Nacho Libre

Will Blanton

With the recent history of Jack Black creating the “Jablinski Games” YouTube channel, proving that he’s still famous as a house hold name, (Earning 2.5 Million subscribers without providing any actual gaming content.) I’ve decided to go back to the year of 2006, and cover a movie that had Mr. Black nominated for multiple awards such as “Kid’s Choice Award for Favorite Male Movie Star” and “Teen Choice Award for Choice Movie Chemistry”. The wrestling movie that made me cringe, Nacho Libre.

It was released in the Summer of 2006 with a budget of $35 Million, and raked in $99.3 Million at the box office and it combined the charm of Jack Black with a topic that was at the peak of its popularity, Professional Wrestling. Nacho Libre was supposed to release the previous May but Paramount pushed it back to avoid it getting utterly buried by “X-Men: The Last Stand”. It showed conflict, romance, struggle and heartache. It felt like 4 weeks of pro wrestling booking slammed into a ninety-two minute movie. It had former CMLL (Consejo Mundial de Lucha Libre) World Heavyweight Champion Silver King playing the role of the villain Ramses, Mascarita Dorada II, famously known as “El Torito” as one of the “Midget Wrestlers” and Craig Williams, famously known as Human Tornado in the independent wrestling scene as El Snowflake making the wrestling look as authentic as possible. Even though steps were taken to not make it suck, it did just that.
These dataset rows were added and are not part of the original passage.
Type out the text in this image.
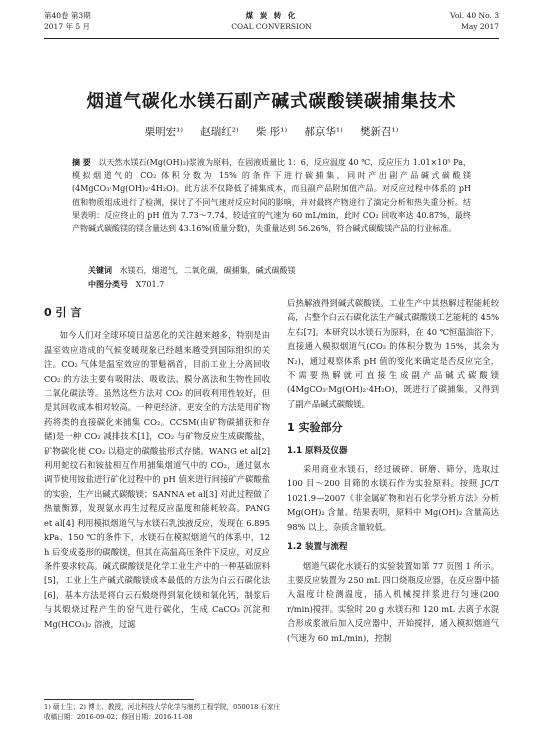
第40卷 第3期
2017 年 5 月
煤 炭 转 化
COAL CONVERSION
Vol. 40 No. 3
May 2017
烟道气碳化水镁石副产碱式碳酸镁碳捕集技术
栗明宏¹⁾ 赵瑞红²⁾ 柴 彤¹⁾ 郝京华¹⁾ 樊新召¹⁾
摘 要 以天然水镁石(Mg(OH)₂)浆液为原料，在固液质量比 1：6，反应温度 40 ℃，反应压力 1.01×10⁵ Pa，模拟烟道气的 CO₂ 体积分数为 15% 的条件下进行碳捕集，同时产出副产品碱式碳酸镁(4MgCO₃·Mg(OH)₂·4H₂O)。此方法不仅降低了捕集成本，而且副产品附加值产品。对反应过程中体系的 pH 值和物质组成进行了检测，探讨了不同气速对反应时间的影响，并对最终产物进行了滴定分析和热失重分析。结果表明：反应终止的 pH 值为 7.73～7.74，较适宜的气速为 60 mL/min，此时 CO₂ 回收率达 40.87%，最终产物碱式碳酸镁的镁含量达到 43.16%(质量分数)，失重量达到 56.26%，符合碱式碳酸镁产品的行业标准。
关键词 水镁石，烟道气，二氧化碳，碳捕集，碱式碳酸镁
中图分类号 X701.7
0 引 言

如今人们对全球环境日益恶化的关注越来越多，特别是由温室效应造成的气候变暖现象已经越来越受到国际组织的关注。CO₂ 气体是温室效应的罪魁祸首，目前工业上分离回收 CO₂ 的方法主要有吸附法、吸收法、膜分离法和生物性回收二氧化碳法等。虽然这些方法对 CO₂ 的回收利用性较好，但是其回收成本相对较高。一种更经济、更安全的方法是用矿物药将类的直接碳化来捕集 CO₂。CCSM(由矿物碳捕获和存储)是一种 CO₂ 减排技术[1]，CO₂ 与矿物反应生成碳酸盐，矿物碳化使 CO₂ 以稳定的碳酸盐形式存储。WANG et al[2] 利用蛇纹石和铵盐相互作用捕集烟道气中的 CO₂，通过氨水调节使用铵盐进行矿化过程中的 pH 值来进行间接矿产碳酸盐的实验，生产出碱式碳酸镁；SANNA et al[3] 对此过程做了热量衡算，发现氨水再生过程反应温度和能耗较高。PANG et al[4] 利用模拟烟道气与水镁石乳浊液反应，发现在 6.895 kPa、150 ℃的条件下，水镁石在模拟烟道气的体系中，12 h 后变成菱形的碳酸镁，但其在高温高压条件下反应，对反应条件要求较高。碱式碳酸镁是化学工业生产中的一种基础原料[5]，工业上生产碱式碳酸镁成本最低的方法为白云石碳化法[6]，基本方法是将白云石煅烧得到氧化镁和氧化钙，制浆后与其煅烧过程产生的窑气进行碳化，生成 CaCO₃ 沉淀和 Mg(HCO₃)₂ 溶液，过滤

后热解液得到碱式碳酸镁。工业生产中其热解过程能耗较高，占整个白云石碳化法生产碱式碳酸镁工艺能耗的 45% 左右[7]。本研究以水镁石为原料，在 40 ℃恒温油浴下，直接通入模拟烟道气(CO₂ 的体积分数为 15%，其余为 N₂)，通过观察体系 pH 值的变化来确定是否反应完全，不需要热解就可直接生成副产品碱式碳酸镁(4MgCO₃·Mg(OH)₂·4H₂O)，既进行了碳捕集，又得到了副产品碱式碳酸镁。

1 实验部分
1.1 原料及仪器

采用商业水镁石，经过破碎、研磨、筛分，选取过 100 目～200 目筛的水镁石作为实验原料。按照 JC/T 1021.9—2007《非金属矿物和岩石化学分析方法》分析 Mg(OH)₂ 含量。结果表明，原料中 Mg(OH)₂ 含量高达 98% 以上，杂质含量较低。

1.2 装置与流程

烟道气碳化水镁石的实验装置如第 77 页图 1 所示。主要反应装置为 250 mL 四口烧瓶反应器，在反应器中插入温度计检测温度，插入机械搅拌浆进行匀速(200 r/min)搅拌。实验时 20 g 水镁石和 120 mL 去离子水混合形成浆液后加入反应器中，开始搅拌，通入模拟烟道气(气速为 60 mL/min)，控制

1) 硕士生；2) 博士、教授，河北科技大学化学与制药工程学院，050018 石家庄
收稿日期：2016-09-02；修回日期：2016-11-08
At this point in time in my personal life, I was a HUGE fan of wrestling having been a fan for eleven years and actively involved with wrestling for three years. (Side Note: The first wrestling match I saw was Lawrence Taylor Vs. Bam Bam Bigelow, so technically I should have known what shit was from day one.) I’m under the assumption that if my personal history wasn’t deeply rooted in wrestling, the matches portrayed in the movie would have been a one-hundred percent turn around and I would have actually enjoyed the movie.

Even though it was insanely loose on the story of a real-life Mexican Catholic priest Fray Tormenta, the story itself wasn’t the problem. Jack’s thick Mexican accent in the movie could be akin to a drunk man in a bar wearing a sombrero on Cinco De Mayo and it really took me out of the movie from the start. Why in the world they didn’t just cast an actual Mexican actor in this role is just a huge mind fuck to me. The casting of Silver King PROVED without a shadow of a doubt that they could cast well-known Lucha Libre stars for the starring role, however they wanted to milk the star power for what it’s worth. When doing research for this review, it turns out that Nickelodeon, and Paramount Pictures produced and distributed Nacho Libre. What. The. Fuck. At this point in time WWE Studios was in full force. By this time they released “The Scorpion King”, “The Rundown”, “Walking Tall” and “See No Evil” and they could have done WAY more than Nickelodeon could have done. Yes, they would have put in Rey Mysterio in the role instead, but at least it could have been WAY better.

As a wrestling fan this movie wasn’t all that great, but it wasn’t for me to begin with. Nickelodeon does well in the kids department, and I was 19 at the time the movie came out. I really shouldn’t have seen it to begin with. They provided what was, and is to this day, a safe PG wrestling movie that children can watch instead of what was a coin flip on if you were going to see blood on Monday or Thursday nights. If you have kids inside a wrestling house, I would strongly recommend this for the kids, however, sneak out to watch something on the WWE Network until the movie is over.